¿Procede la segunda rectificación de la deducción de IVA soportado si la primera se basa en una estimación?
Si la contraprestación acordada por una entrega, otra prestación de servicios o una adquisición intracomunitaria sujeta a IVA se ha vuelto incobrable, el empresario que haya realizado dicha operación debe rectificar el importe del IVA adeudado y el empresario al que se haya realizado dicha operación debe rectificar la deducción del IVA soportado. Si el importe de la contraprestación se cobra a posteriori, deberán rectificarse nuevamente el importe del IVA devengado y la deducción del IVA soportado.
Según la jurisprudencia consolidada del Tribunal Federal Supremo de lo Fiscal (BFH), a la que se ha adherido la administración tributaria alemana, la apertura del procedimiento de insolvencia de una empresa da lugar a la imposibilidad de cobro de todas las deudas y créditos por contraprestación, de modo que estos deben rectificarse «a cero» en el momento de la apertura del procedimiento de insolvencia. El posterior cobro de los créditos por prestaciones o el pago de las obligaciones por prestaciones por parte del administrador concursal da lugar a una nueva rectificación.

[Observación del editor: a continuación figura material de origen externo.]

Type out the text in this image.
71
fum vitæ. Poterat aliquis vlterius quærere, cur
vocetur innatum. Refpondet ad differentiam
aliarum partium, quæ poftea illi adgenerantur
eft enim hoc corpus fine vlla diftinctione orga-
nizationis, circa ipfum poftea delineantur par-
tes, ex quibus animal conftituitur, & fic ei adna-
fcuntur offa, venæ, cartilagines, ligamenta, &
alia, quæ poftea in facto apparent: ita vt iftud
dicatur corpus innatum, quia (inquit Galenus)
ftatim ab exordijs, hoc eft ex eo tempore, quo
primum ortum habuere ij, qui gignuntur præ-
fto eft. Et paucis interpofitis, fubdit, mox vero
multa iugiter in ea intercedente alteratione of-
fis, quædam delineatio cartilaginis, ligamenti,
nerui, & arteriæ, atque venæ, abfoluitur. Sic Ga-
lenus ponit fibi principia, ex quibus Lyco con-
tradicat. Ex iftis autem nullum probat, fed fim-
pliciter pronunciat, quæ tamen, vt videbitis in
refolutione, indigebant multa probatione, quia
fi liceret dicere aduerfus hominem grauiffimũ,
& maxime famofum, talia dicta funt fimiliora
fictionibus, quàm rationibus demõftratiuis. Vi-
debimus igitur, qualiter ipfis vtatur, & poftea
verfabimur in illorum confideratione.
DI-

En los casos de la denominada «doble rectificación» de la deducción del IVA soportado por las obligaciones de pago del deudor en situación de insolvencia, la jurisprudencia aún no ha zanjado si, desde el punto de vista del derecho sustantivo, la segunda rectificación requiere obligatoriamente la realización de la primera, es decir, si depende de esta (la denominada «conexidad»). Si bien, en opinión del Tribunal Fiscal (FG) de Düsseldorf (sentencia de 25/01/2023, 5 K 1749/21 U, recurso de casación pendiente con el número XI R 3/23) no es necesaria la conexidad, en opinión del FG Münster (sentencia de 20/01/2018, 15 K 1514/15 U, S) sí lo es. El FG Mecklemburgo-Pomerania Occidental también considera, en una resolución judicial de 25/07/2025 (1 K 326/21) recientemente publicada, que es necesario que exista una relación entre la deuda por concepto de remuneración que inicialmente se había vuelto incobrable y el cobro posterior. Esto no es así cuando —como en el caso que nos ocupa— la primera rectificación fue realizada mediante una estimación por parte de la administración tributaria, debido a que el administrador concursal no había presentado las declaraciones preliminares del IVA. Obviamente, esta estimación no se basaba en un análisis individual de las partidas del IVA soportado, por lo que, en el marco de una solicitud de segunda rectificación de la deducción del IVA soportado, no fue posible establecer una relación con partidas concretas de la primera solicitud de rectificación. Al no cumplir con la obligación legal de presentar declaraciones del IVA, el administrador concursal fue el propio causante de la estimación y, por lo tanto, no puede invocar las consecuencias de dicha estimación que le son desfavorables (véase BFH de 18/12/1994 – VIII R 195/82).
El BFH examinará la validez de este razonamiento en el marco del procedimiento de casación (V R 38/25).